For all its faults, America’s healthcare sector has its advantages. It produces some of the highest survival rates in the world for cancer and other serious illnesses. Patients generally don’t have to wait a year for a hip replacement. Being 70 doesn’t make you ineligible for a kidney transplant. And U.S. medical innovations benefit other countries that suffer from the lack of them in their government-run schemes. Rather than give up on all that, let’s deregulate medical care so that providers can find innovative ways to deliver high-quality care cheaply. Let’s eliminate the increasingly strict education requirements for clinicians and let medical professionals offer walk-in physicals or other services at competitive prices. Like Wal-Mart and MinuteClinic, they will rely on brand name and reputation to assure quality.

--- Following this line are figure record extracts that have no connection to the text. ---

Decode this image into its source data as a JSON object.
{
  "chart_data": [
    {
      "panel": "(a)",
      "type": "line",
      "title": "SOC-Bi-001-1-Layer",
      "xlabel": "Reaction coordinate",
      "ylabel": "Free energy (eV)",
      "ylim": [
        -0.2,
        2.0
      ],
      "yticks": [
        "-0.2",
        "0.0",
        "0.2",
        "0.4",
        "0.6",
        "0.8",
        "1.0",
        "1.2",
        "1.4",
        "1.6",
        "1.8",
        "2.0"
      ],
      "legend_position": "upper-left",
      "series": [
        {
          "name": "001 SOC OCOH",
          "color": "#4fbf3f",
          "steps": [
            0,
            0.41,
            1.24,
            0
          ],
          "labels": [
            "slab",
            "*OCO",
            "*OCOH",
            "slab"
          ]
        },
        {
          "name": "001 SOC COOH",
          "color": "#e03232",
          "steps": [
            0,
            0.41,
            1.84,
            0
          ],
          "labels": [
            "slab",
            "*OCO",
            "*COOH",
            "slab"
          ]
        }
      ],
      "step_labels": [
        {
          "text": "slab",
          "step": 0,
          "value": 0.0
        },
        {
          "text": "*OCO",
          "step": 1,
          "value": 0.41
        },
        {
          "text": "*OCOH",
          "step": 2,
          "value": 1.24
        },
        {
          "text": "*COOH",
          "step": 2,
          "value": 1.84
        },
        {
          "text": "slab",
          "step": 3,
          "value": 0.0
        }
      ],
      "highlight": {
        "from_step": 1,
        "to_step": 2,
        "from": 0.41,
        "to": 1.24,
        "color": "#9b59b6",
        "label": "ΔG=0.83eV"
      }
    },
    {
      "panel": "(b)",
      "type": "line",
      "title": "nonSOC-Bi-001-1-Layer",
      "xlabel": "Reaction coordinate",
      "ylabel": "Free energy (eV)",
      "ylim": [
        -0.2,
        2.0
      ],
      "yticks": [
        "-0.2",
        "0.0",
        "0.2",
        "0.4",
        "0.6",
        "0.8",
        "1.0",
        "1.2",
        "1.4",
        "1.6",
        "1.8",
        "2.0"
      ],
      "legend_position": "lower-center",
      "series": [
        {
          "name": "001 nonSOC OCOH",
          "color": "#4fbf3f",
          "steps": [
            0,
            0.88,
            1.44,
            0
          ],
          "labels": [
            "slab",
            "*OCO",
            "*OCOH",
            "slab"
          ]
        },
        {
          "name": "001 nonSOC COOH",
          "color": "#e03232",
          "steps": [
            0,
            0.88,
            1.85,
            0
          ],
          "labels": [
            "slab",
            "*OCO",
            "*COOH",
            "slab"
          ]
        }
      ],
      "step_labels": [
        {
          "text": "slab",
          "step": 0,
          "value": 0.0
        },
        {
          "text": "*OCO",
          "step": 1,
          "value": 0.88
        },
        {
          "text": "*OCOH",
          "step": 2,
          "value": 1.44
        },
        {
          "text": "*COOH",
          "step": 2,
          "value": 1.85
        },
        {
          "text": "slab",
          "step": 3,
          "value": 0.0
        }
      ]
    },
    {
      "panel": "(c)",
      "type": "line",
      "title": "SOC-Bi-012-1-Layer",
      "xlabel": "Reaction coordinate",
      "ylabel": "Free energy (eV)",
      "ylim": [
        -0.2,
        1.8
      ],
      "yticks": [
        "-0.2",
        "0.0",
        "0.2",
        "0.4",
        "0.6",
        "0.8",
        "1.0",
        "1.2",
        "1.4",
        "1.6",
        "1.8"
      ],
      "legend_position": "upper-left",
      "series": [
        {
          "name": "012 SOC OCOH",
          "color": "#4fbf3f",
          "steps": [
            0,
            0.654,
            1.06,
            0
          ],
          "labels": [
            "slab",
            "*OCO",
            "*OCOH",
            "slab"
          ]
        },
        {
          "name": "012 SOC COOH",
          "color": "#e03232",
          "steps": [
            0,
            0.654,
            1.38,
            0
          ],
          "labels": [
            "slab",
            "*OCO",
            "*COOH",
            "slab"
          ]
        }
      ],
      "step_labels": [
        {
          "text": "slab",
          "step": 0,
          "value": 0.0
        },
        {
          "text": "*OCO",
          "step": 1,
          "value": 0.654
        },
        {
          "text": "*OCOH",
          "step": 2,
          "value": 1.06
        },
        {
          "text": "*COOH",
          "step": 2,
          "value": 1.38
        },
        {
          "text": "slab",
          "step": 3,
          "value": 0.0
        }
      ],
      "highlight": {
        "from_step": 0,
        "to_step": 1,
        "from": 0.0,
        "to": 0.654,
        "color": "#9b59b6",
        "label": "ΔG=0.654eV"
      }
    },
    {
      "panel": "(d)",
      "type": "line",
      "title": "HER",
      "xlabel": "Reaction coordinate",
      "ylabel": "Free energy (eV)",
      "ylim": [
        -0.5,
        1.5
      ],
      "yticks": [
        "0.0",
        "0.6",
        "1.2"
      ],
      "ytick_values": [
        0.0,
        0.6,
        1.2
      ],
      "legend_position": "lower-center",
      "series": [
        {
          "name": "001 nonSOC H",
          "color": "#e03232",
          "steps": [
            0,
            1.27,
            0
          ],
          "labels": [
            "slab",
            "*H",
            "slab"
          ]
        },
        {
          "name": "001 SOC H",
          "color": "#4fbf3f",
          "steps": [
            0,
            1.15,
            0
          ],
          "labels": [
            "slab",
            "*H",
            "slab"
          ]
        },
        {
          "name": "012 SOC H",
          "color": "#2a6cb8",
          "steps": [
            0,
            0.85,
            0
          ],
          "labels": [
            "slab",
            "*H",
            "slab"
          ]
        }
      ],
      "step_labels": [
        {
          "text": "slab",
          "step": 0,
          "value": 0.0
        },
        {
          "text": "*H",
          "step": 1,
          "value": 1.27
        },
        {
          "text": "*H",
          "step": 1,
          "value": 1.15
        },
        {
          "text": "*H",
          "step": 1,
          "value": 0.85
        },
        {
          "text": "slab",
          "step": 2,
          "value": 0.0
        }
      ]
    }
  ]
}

Washington, D.C., attorneys David B. Rivkin Jr. and Lee A. Casey express some alarm, or at least concern, over the increasing frequency of ‘universal jurisdiction’ to bring indictments in one nation against accused criminals in another.

What we are seeing is not the birth of a global rule of law but a type of worldwide judicial anarchy. Spain’s judges should not be driving foreign policy at the United Nations -- but they are. That is a problem, just as it would be a problem if some other country’s judiciary were doing it. There is, in the end, a difference between an independent and an imperial judiciary.